Vous dire combien je suis heureux est impossible ! Songez donc, 45 mois de captivité sous la botte allemande !
Le voyage depuis Constance a été un véritable enchantement. L'accueil de la Suisse est si chaud que ce peuple vous prend l'âme.
Schaffhouse, Zurich, Berne, Lausanne nous ont ménagé le plus cordial accueil. Mais, hélas ! Ils sont trop d'amis restés là-bas... dans l'enfer.
Avant ces phrases décousues, j'aurais dû vous remercier pour ce que vous m'avez envoyé – la vie n'y est pas rose, allez, et la moindre petite chose reçue est accueillie avec bonheur – et vous ne m'avez pas envoyé que de petites choses... Donc mille fois merci.. ;
Ici, est-il besoin de le dire, la vie est un paradis à côté de celle que j'ai vécue pendant 45 mois ; en Allemagne, la population (surtout celle des villes) meurt de faim ; les gosses n'ont plus de lait et pleurent pour avoir du pain qu'on ne peut leur fournir.
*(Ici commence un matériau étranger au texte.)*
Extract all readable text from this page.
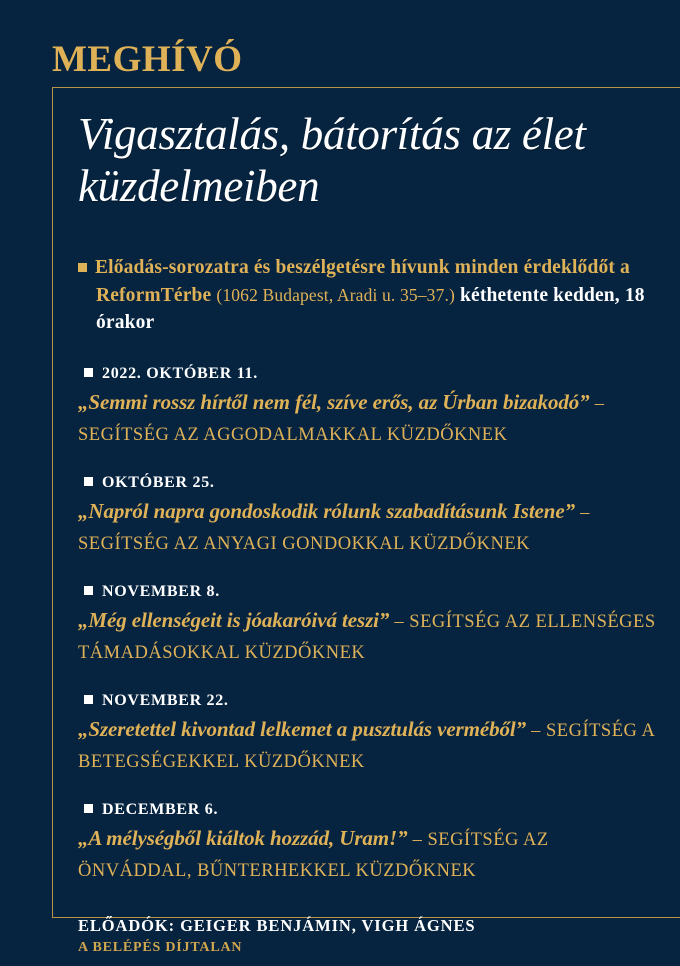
MEGHÍVÓ
Vigasztalás, bátorítás az élet küzdelmeiben
Előadás-sorozatra és beszélgetésre hívunk minden érdeklődőt a ReformTérbe (1062 Budapest, Aradi u. 35–37.) kéthetente kedden, 18 órakor
2022. OKTÓBER 11.
„Semmi rossz hírtől nem fél, szíve erős, az Úrban bizakodó” – SEGÍTSÉG AZ AGGODALMAKKAL KÜZDŐKNEK
OKTÓBER 25.
„Napról napra gondoskodik rólunk szabadításunk Istene” – SEGÍTSÉG AZ ANYAGI GONDOKKAL KÜZDŐKNEK
NOVEMBER 8.
„Még ellenségeit is jóakaróivá teszi” – SEGÍTSÉG AZ ELLENSÉGES TÁMADÁSOKKAL KÜZDŐKNEK
NOVEMBER 22.
„Szeretettel kivontad lelkemet a pusztulás verméből” – SEGÍTSÉG A BETEGSÉGEKKEL KÜZDŐKNEK
DECEMBER 6.
„A mélységből kiáltok hozzád, Uram!” – SEGÍTSÉG AZ ÖNVÁDDAL, BŰNTERHEKKEL KÜZDŐKNEK
ELŐADÓK: GEIGER BENJÁMIN, VIGH ÁGNES
A BELÉPÉS DÍJTALAN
Dans la fabrique où j'ai travaillé, les ouvriers ont voulu faire grève pour obtenir une augmentation de vivres. Les soldats qui y travaillaient ont reçu des fusils et des balles avec l'ordre de réprimer tout mouvement.
On se demande en France comment fait la population allemande pour tenir contre la famine ; voilà tout le secret ; elle craint les fusils et les mitrailleuses. Je suis resté mêlé à cette population pendant 40 mois ; je sais donc à quoi m'en tenir.
A Rosenheim, des placards furent posés avec cette inscription : « Louis II (l'ancien roi de Bavière) gouvernait et était roi ; Louis III est le valet de Guillaume II. »
Soyez persuadé que la situation est noire, très noire pour les Allemands. Et nous pouvons espérer que le sabre impérial s'ébréchera contre celui de Foch, car les soldats allemands en ont « plein le dos » ; beaucoup m'ont dit : « Un jour au front français vaut trois mois en Russie. »



(1) Le Socialiste Nivernais, 10 mai 1919.
(2) La Tribune Républicaine, premier avril 1920.
(3) La Tribune du Centre, 9 juillet 1932.
(4) Ibidem, 1er mars 1919.
(5) Ibidem, 18 janvier 1919.
(6) L'Echo du Poilu Nivernais, mai 1922.